In a bid to diversify the courses, colleges have started offering short-term classes on various Indian and foreign languages. For example, Gurunanak Khalsa College in Matunga has started Mandarin and Spanish courses, apart from German.

“So far, 20 students have enrolled in the courses that started around a year ago,” said Kiran Mangaonkar, principal of Khalsa College. Several batches have already graduated, he said. “We hope that more students opt for this facility provided by the college,” said Mangaonkar.

The classes are held in the library after college hours and are conducted by a visiting faculty. “The timings are convenient, as the classes are held after our day is over. A small group makes it easier for me to clarify my doubts,” said Shivam Singh, a first-year BSc (IT) student, who has taken up a German course.

The history department at Sathaye College in Vile Parle will offer a certificate course in Bengali and Urdu starting from June 12. The course will teach students to read and write the script, as well as conversation, literature, and culture of the language. “So far, we have 21 students for Bengali and 18 for Urdu,” said Abhidha Dhumatkar, the course co-ordinator.

The Bengali course will offer a glimpse into Rabindranath Tagore’s works too.

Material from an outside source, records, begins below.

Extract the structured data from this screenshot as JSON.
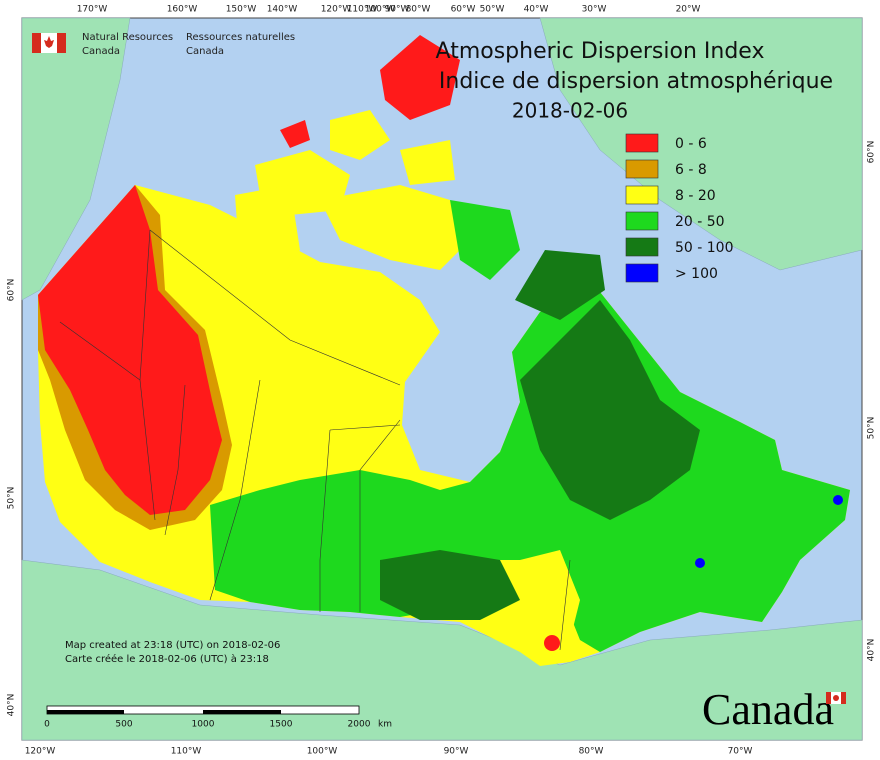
{
  "header": {
    "agency_en": [
      "Natural Resources",
      "Canada"
    ],
    "agency_fr": [
      "Ressources naturelles",
      "Canada"
    ]
  },
  "title": {
    "line_en": "Atmospheric Dispersion Index",
    "line_fr": "Indice de dispersion atmosphérique",
    "date": "2018-02-06"
  },
  "legend": [
    {
      "label": "0 - 6",
      "color": "#ff1a1a"
    },
    {
      "label": "6 - 8",
      "color": "#d99a00"
    },
    {
      "label": "8 - 20",
      "color": "#ffff14"
    },
    {
      "label": "20 - 50",
      "color": "#1ed91e"
    },
    {
      "label": "50 - 100",
      "color": "#157a15"
    },
    {
      "label": "> 100",
      "color": "#0000ff"
    }
  ],
  "graticule": {
    "top": [
      "170°W",
      "160°W",
      "150°W",
      "140°W",
      "120°W",
      "110°W",
      "100°W",
      "90°W",
      "80°W",
      "60°W",
      "50°W",
      "40°W",
      "30°W",
      "20°W"
    ],
    "bottom": [
      "120°W",
      "110°W",
      "100°W",
      "90°W",
      "80°W",
      "70°W"
    ],
    "left": [
      "60°N",
      "50°N",
      "40°N"
    ],
    "right": [
      "60°N",
      "50°N",
      "40°N"
    ]
  },
  "footer": [
    "Map created at 23:18 (UTC) on 2018-02-06",
    "Carte créée le 2018-02-06 (UTC) à 23:18"
  ],
  "scale_bar": {
    "labels": [
      "0",
      "500",
      "1000",
      "1500",
      "2000"
    ],
    "unit": "km"
  },
  "wordmark": "Canada"
}
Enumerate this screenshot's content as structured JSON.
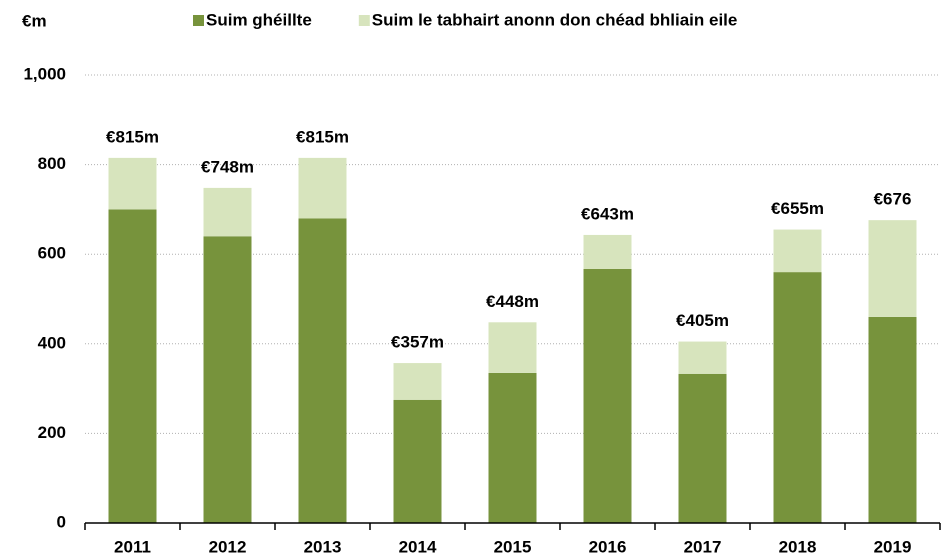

“The Bengali course is a one-of-its kind course in Mumbai and we are trying to get it as a part of Mumbai University’s syllabus as an optional course,” said Dhumatkar.

Prior to Bengali and Urdu, the college has offered a course in Modi, the ancient Marathi script, since 2016. Used by the Marathas and the Peshwas, Modi was prevalent across Maharashtra before the British formalised the Devnagri script. Three batches have completed the course.

K C College will offer a course in Mandarin from the next semester. Though the teaching has been outsourced, the students remain excited about the opportunity. “I am glad the college has given us the choice to learn something outside the stipulated curriculum. With the growing importance of Mandarin across the world, it would help me if I choose to continue my education in Honk Kong”, said Sanjil Rathod, a first-year BA student at the college.